Virgil Abloh entraîne Louis Vuitton dans la dimension du rêve

Virgil Abloh entraîne Louis Vuitton dans la dimension du rêve

Le créateur Virgil Abloh, le 17 janvier 2019, à l’issue du défilé Louis Vuitton printemps-été 2019, à Paris. Photo Anne-Christine Poujoulat/AFP

Le 3 novembre 2021, c’est un Virgil Abloh en pleine forme qui, après avoir participé à Doha à l’encadrement et à la sélection des candidats du prix Fashion Trust Arabia, lançait un vibrant éloge à la diversité. Aux jeunes créateurs venus de tout le monde arabe, il a notamment déclaré : « C’est un grand honneur pour moi de me tenir devant vous ce soir.

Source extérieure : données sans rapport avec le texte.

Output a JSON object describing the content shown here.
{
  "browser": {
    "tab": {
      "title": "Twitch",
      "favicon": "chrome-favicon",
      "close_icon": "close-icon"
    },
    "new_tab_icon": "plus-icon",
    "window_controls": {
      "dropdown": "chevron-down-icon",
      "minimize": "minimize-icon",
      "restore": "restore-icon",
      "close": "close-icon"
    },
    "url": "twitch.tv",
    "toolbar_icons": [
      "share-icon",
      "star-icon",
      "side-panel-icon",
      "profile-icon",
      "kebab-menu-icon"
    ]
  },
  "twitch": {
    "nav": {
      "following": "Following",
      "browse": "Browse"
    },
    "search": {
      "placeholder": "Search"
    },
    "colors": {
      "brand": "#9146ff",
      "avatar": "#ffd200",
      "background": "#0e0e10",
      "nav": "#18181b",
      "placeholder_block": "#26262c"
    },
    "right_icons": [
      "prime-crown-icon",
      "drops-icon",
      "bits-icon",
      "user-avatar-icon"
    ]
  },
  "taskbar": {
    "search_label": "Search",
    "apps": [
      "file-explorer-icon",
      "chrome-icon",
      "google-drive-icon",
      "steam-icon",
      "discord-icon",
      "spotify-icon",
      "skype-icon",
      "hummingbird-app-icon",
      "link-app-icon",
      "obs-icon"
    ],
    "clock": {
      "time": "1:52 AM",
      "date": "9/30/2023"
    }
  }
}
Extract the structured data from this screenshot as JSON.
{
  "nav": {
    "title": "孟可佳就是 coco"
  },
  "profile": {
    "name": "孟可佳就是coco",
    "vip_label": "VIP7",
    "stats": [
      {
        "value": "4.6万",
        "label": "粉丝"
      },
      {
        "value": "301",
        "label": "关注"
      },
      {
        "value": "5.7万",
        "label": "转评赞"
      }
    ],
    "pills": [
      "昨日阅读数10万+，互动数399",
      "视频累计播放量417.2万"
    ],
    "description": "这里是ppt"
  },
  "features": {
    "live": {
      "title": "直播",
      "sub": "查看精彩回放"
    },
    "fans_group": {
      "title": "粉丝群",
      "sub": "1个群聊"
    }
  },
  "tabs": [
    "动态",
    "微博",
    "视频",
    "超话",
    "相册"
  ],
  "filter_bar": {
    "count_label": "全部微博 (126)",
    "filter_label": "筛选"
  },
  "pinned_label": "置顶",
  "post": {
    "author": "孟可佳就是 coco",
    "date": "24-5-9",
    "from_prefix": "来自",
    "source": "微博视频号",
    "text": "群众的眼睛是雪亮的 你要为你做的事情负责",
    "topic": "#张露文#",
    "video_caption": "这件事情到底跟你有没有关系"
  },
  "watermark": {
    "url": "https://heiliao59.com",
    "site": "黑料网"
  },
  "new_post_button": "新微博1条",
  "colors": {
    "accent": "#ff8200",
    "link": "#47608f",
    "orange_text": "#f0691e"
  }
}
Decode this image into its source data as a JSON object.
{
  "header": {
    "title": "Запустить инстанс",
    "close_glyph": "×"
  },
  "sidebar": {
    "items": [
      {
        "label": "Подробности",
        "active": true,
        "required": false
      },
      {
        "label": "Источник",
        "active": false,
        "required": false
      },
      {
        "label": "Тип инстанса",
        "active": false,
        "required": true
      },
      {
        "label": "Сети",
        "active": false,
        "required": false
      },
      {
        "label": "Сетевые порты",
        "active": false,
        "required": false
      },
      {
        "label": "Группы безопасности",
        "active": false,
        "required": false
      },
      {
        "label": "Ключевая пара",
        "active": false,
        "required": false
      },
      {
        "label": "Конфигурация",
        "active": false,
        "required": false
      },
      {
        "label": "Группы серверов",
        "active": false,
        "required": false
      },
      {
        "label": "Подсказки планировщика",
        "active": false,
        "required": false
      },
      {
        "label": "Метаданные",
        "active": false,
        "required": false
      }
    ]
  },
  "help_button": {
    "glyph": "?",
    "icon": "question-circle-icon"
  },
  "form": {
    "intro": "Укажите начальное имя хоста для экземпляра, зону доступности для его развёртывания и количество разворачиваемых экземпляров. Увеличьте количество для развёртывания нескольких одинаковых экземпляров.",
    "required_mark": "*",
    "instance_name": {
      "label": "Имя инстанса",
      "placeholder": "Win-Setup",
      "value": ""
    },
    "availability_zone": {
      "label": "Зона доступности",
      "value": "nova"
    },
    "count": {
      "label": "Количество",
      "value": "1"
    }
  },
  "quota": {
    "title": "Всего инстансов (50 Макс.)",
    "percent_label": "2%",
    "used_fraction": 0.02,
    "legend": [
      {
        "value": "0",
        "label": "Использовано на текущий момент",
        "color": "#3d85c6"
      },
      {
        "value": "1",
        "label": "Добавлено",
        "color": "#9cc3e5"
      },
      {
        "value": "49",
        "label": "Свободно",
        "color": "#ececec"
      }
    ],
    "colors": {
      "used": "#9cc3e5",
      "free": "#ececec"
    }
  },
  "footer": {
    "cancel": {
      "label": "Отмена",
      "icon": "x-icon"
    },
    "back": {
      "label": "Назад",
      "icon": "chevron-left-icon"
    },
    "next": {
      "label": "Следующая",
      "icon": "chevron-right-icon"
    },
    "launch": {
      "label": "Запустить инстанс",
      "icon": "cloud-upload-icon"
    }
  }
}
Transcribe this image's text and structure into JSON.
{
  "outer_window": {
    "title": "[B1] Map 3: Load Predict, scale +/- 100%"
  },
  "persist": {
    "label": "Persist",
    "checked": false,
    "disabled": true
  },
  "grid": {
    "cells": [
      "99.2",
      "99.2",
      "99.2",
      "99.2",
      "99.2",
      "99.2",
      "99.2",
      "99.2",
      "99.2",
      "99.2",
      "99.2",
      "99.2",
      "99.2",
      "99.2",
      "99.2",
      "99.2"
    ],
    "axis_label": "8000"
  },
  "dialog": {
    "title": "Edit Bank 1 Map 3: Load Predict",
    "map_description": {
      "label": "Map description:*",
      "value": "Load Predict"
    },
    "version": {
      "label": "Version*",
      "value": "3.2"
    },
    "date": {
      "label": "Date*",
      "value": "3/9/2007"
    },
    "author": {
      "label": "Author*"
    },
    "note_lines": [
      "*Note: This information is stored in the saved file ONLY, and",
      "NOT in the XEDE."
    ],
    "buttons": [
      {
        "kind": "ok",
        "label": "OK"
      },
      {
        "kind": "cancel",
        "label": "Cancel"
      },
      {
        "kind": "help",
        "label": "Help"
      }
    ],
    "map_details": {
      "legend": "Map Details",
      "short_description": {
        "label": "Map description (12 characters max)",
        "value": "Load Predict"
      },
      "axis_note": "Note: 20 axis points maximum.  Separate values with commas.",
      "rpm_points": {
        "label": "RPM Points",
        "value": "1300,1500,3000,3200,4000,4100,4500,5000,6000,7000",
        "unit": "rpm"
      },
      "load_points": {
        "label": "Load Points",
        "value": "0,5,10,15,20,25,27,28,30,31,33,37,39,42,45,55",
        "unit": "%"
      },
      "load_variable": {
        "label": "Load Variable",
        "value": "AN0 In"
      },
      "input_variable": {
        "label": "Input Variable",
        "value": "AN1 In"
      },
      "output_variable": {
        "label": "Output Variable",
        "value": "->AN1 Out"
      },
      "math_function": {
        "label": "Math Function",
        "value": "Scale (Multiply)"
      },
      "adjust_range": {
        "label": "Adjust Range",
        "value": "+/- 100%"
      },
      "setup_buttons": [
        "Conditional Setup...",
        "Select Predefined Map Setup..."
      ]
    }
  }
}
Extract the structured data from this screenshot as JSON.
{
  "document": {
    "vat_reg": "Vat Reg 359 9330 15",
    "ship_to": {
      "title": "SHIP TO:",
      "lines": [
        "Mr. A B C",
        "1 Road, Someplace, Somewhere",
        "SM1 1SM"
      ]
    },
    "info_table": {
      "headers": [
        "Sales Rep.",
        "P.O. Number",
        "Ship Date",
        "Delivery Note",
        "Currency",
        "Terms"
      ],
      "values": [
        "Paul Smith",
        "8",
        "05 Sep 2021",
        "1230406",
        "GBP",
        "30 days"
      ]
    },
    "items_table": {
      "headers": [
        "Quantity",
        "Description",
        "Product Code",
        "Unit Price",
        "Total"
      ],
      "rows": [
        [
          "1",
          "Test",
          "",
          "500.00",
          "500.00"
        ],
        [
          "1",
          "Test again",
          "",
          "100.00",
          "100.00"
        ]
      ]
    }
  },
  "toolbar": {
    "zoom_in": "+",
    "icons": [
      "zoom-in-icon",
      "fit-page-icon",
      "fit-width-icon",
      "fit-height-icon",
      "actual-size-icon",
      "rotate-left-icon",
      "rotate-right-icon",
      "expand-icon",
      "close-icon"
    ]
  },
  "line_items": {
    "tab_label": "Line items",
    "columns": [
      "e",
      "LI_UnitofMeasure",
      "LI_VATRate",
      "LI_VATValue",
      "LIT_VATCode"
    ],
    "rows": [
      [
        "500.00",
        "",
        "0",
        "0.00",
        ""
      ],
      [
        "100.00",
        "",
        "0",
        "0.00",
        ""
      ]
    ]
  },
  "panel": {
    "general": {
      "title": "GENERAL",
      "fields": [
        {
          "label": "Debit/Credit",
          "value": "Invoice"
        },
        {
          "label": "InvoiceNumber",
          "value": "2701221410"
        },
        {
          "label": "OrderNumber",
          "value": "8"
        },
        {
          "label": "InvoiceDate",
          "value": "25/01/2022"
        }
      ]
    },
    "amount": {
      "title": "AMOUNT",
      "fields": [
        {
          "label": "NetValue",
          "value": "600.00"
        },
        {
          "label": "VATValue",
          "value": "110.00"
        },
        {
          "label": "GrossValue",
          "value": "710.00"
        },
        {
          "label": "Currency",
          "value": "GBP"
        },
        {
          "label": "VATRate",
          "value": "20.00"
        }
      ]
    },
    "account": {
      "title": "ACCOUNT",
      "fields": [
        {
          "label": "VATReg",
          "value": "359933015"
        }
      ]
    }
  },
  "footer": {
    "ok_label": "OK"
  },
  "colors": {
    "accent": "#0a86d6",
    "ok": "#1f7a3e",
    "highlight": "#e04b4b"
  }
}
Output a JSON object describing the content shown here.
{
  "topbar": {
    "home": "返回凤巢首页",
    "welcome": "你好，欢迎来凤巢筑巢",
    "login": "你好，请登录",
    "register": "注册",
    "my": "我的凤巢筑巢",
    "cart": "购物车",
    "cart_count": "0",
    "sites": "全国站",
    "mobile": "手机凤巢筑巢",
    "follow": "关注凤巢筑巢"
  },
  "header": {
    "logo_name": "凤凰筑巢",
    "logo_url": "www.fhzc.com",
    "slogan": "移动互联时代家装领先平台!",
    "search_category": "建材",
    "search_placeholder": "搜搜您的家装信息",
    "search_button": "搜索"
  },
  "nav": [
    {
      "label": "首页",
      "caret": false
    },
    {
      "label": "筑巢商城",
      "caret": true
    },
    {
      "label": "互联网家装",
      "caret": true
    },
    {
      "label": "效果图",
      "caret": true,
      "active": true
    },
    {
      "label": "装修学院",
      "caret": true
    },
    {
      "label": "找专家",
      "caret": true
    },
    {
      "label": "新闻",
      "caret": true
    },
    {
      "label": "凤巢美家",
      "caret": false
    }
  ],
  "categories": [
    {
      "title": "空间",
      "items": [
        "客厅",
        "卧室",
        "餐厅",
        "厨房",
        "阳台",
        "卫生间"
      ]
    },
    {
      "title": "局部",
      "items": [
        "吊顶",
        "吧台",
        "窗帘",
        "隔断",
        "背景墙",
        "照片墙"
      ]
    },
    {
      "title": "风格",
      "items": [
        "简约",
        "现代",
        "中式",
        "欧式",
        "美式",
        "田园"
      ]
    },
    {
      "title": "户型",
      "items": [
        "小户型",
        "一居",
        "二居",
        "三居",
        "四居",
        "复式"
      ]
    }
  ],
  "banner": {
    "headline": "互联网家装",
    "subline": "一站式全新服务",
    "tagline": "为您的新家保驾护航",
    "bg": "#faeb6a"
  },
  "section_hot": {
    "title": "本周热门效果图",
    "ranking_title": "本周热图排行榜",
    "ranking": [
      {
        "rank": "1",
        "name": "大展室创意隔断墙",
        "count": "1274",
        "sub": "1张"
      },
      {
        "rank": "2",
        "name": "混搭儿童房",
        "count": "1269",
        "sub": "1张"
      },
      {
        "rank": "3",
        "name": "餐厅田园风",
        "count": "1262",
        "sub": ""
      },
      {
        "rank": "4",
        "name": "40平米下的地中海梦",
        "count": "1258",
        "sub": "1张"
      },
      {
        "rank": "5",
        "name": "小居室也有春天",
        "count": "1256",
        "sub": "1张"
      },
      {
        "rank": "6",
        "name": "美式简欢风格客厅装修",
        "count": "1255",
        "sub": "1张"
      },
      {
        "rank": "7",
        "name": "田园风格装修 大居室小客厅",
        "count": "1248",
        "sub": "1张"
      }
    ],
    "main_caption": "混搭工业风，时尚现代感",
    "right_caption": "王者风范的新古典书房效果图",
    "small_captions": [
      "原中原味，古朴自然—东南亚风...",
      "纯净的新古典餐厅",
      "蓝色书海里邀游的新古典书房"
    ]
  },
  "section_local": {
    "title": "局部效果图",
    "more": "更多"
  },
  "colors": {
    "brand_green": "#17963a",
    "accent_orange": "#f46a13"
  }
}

Des événements comme celui-ci me rappellent pourquoi la mode est d’une importance capitale. Regardez-nous : venus du monde entier, de différents milieux et parcours, nous avons une chose en commun : apporter de la beauté au monde. (…) Je crois que la mode est au meilleur d’elle-même quand elle est dans la diversité et qu’elle raconte des histoires multiples autour d’une seule. » Durant cet événement, il a également fait un set de DJ, lui qui a débuté son parcours aux côtés de Kanye West, et supervisé l’exposition itinérante « Figures of speach » donnée dans les locaux transformés de l’ancienne caserne de pompiers de Doha qui présentait, à travers ses objets iconiques et ses signalétiques détournées, une idée de son parcours créatif, de ses nombreuses collaborations avec diverses marques commerciales et artistes (Nike, Évian et Ikea, Takashi Murakami pour n’en citer que quelques-uns) et de sa philosophie plastique.

Clins d’œil à Kaws

Ainsi était Abloh, avide de contacts et de fusions, lecteur éclairé des tendances de son temps, accusé parfois de plagiat, mais seulement pour rendre hommage à travers ses pastiches aux œuvres dont il admire la pertinence et dissèque la popularité. Quelques semaines plus tard, fragilisé par son cancer secret, un angiosarcome cardiaque détecté en 2019, il souffre d’une pneumonie dont il décède le 28 novembre, laissant des millions de fans incrédules et atterrés. Louis Vuitton dont il dirige les collections masculines depuis 2018 accuse le choc. Nommé à la tête de cette ligne un an seulement après avoir remporté le prestigieux prix LVMH, et parallèlement à sa propre marque Off-White fondée en 2013, il est le premier créateur de couleur, à côté du jeune directeur artistique de Balmain, Olivier Roustaing.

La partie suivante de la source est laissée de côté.